These videos show the wide range of situations and types of research that can benefit from gamification. Enjoy!
Nikhil Sharma at UCL commissioned us to create a series of games that could be used to measure the change in motor function over time. These games would be played on a tablet and are each designed to measure a different aspect of motor function.
Gamified Reading Diary App — Trophy Cabinet
You don’t have to gamify your whole task, instead, consider using a gamified trophy cabinet to encourage your participants to persist with a longitudinal study. In this example, each week that students meet their target, they got another clue to solve the murder mystery.
Professor Dorothy Bishop’s Treasure Game is used to assess and provided remediating training to children with developmental language disorders.
Executive Function Project
Niko Steinbas at UCL commissioned us to create a series of go-nogo and stop-signal-delay games that could be used to train executive function. These games are designed to be played by kids over 8 weeks with the games constantly adapting to the players’ level of ability.
Fun Maths: Number Beads
The number beads game develops addition and subtraction maths skills in primary school kids. The minimal artwork is by design — to allow children to only focus on the maths. This game has been trialed in several countries. This games was created for Prof Diana Laurillard and Prof Brian Butterworth.
Fun Maths: Fractions
The number rods game develops fractions maths skills in primary school kids. The minimal artwork is by design — to allow children to only focus on the maths. This game is being developed as part of a joint project with the Department of Education in Singapore.

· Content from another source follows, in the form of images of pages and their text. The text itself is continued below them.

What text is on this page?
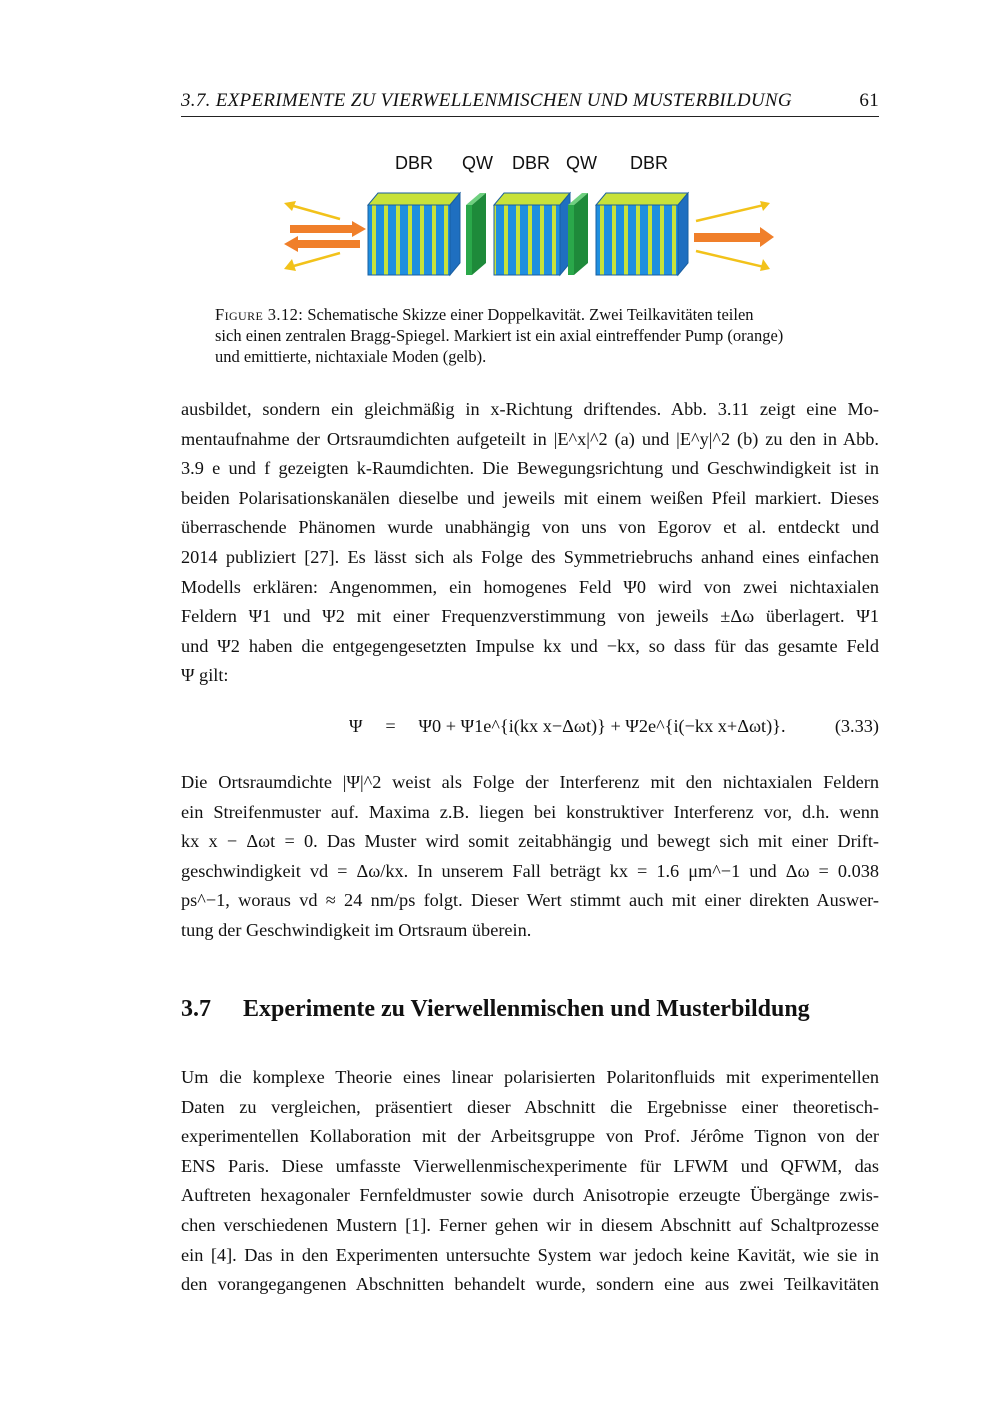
3.7. EXPERIMENTE ZU VIERWELLENMISCHEN UND MUSTERBILDUNG	61
DBR QW DBR QW DBR
Figure 3.12: Schematische Skizze einer Doppelkavität. Zwei Teilkavitäten teilen
sich einen zentralen Bragg-Spiegel. Markiert ist ein axial eintreffender Pump (orange)
und emittierte, nichtaxiale Moden (gelb).
ausbildet, sondern ein gleichmäßig in x-Richtung driftendes. Abb. 3.11 zeigt eine Mo-
mentaufnahme der Ortsraumdichten aufgeteilt in |E^x|^2 (a) und |E^y|^2 (b) zu den in Abb.
3.9 e und f gezeigten k-Raumdichten. Die Bewegungsrichtung und Geschwindigkeit ist in
beiden Polarisationskanälen dieselbe und jeweils mit einem weißen Pfeil markiert. Dieses
überraschende Phänomen wurde unabhängig von uns von Egorov et al. entdeckt und
2014 publiziert [27]. Es lässt sich als Folge des Symmetriebruchs anhand eines einfachen
Modells erklären: Angenommen, ein homogenes Feld Ψ0 wird von zwei nichtaxialen
Feldern Ψ1 und Ψ2 mit einer Frequenzverstimmung von jeweils ±Δω überlagert. Ψ1
und Ψ2 haben die entgegengesetzten Impulse kx und −kx, so dass für das gesamte Feld
Ψ gilt:
Ψ = Ψ0 + Ψ1e^{i(kx x−Δωt)} + Ψ2e^{i(−kx x+Δωt)}.	(3.33)
Die Ortsraumdichte |Ψ|^2 weist als Folge der Interferenz mit den nichtaxialen Feldern
ein Streifenmuster auf. Maxima z.B. liegen bei konstruktiver Interferenz vor, d.h. wenn
kx x − Δωt = 0. Das Muster wird somit zeitabhängig und bewegt sich mit einer Drift-
geschwindigkeit vd = Δω/kx. In unserem Fall beträgt kx = 1.6 μm^−1 und Δω = 0.038
ps^−1, woraus vd ≈ 24 nm/ps folgt. Dieser Wert stimmt auch mit einer direkten Auswer-
tung der Geschwindigkeit im Ortsraum überein.
3.7 Experimente zu Vierwellenmischen und Musterbildung
Um die komplexe Theorie eines linear polarisierten Polaritonfluids mit experimentellen
Daten zu vergleichen, präsentiert dieser Abschnitt die Ergebnisse einer theoretisch-
experimentellen Kollaboration mit der Arbeitsgruppe von Prof. Jérôme Tignon von der
ENS Paris. Diese umfasste Vierwellenmischexperimente für LFWM und QFWM, das
Auftreten hexagonaler Fernfeldmuster sowie durch Anisotropie erzeugte Übergänge zwis-
chen verschiedenen Mustern [1]. Ferner gehen wir in diesem Abschnitt auf Schaltprozesse
ein [4]. Das in den Experimenten untersuchte System war jedoch keine Kavität, wie sie in
den vorangegangenen Abschnitten behandelt wurde, sondern eine aus zwei Teilkavitäten
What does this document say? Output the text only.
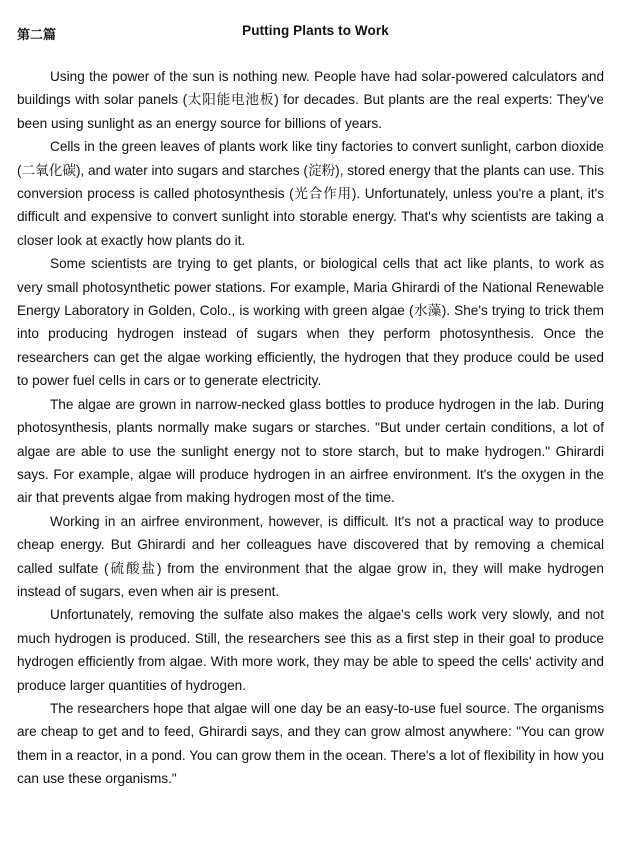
第二篇	Putting Plants to Work

Using the power of the sun is nothing new. People have had solar-powered calculators and buildings with solar panels (太阳能电池板) for decades. But plants are the real experts: They've been using sunlight as an energy source for billions of years.

Cells in the green leaves of plants work like tiny factories to convert sunlight, carbon dioxide (二氧化碳), and water into sugars and starches (淀粉), stored energy that the plants can use. This conversion process is called photosynthesis (光合作用). Unfortunately, unless you're a plant, it's difficult and expensive to convert sunlight into storable energy. That's why scientists are taking a closer look at exactly how plants do it.

Some scientists are trying to get plants, or biological cells that act like plants, to work as very small photosynthetic power stations. For example, Maria Ghirardi of the National Renewable Energy Laboratory in Golden, Colo., is working with green algae (水藻). She's trying to trick them into producing hydrogen instead of sugars when they perform photosynthesis. Once the researchers can get the algae working efficiently, the hydrogen that they produce could be used to power fuel cells in cars or to generate electricity.

The algae are grown in narrow-necked glass bottles to produce hydrogen in the lab. During photosynthesis, plants normally make sugars or starches. "But under certain conditions, a lot of algae are able to use the sunlight energy not to store starch, but to make hydrogen." Ghirardi says. For example, algae will produce hydrogen in an airfree environment. It's the oxygen in the air that prevents algae from making hydrogen most of the time.

Working in an airfree environment, however, is difficult. It's not a practical way to produce cheap energy. But Ghirardi and her colleagues have discovered that by removing a chemical called sulfate (硫酸盐) from the environment that the algae grow in, they will make hydrogen instead of sugars, even when air is present.

Unfortunately, removing the sulfate also makes the algae's cells work very slowly, and not much hydrogen is produced. Still, the researchers see this as a first step in their goal to produce hydrogen efficiently from algae. With more work, they may be able to speed the cells' activity and produce larger quantities of hydrogen.

The researchers hope that algae will one day be an easy-to-use fuel source. The organisms are cheap to get and to feed, Ghirardi says, and they can grow almost anywhere: "You can grow them in a reactor, in a pond. You can grow them in the ocean. There's a lot of flexibility in how you can use these organisms."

The STAR speech reading games develop visemic discrimination skills in young deaf children. These children cannot read, so the game has to teach the children how to play with subtle onscreen prompts. This game was created for Prof Mairead MacSweeney.
COVID-19 and cognition in children
These gamified visual search tasks were created to assess whether COVID-19 has any cognitive impact on children. This game was created by Dr Lucy Cheke at the University of Cambridge.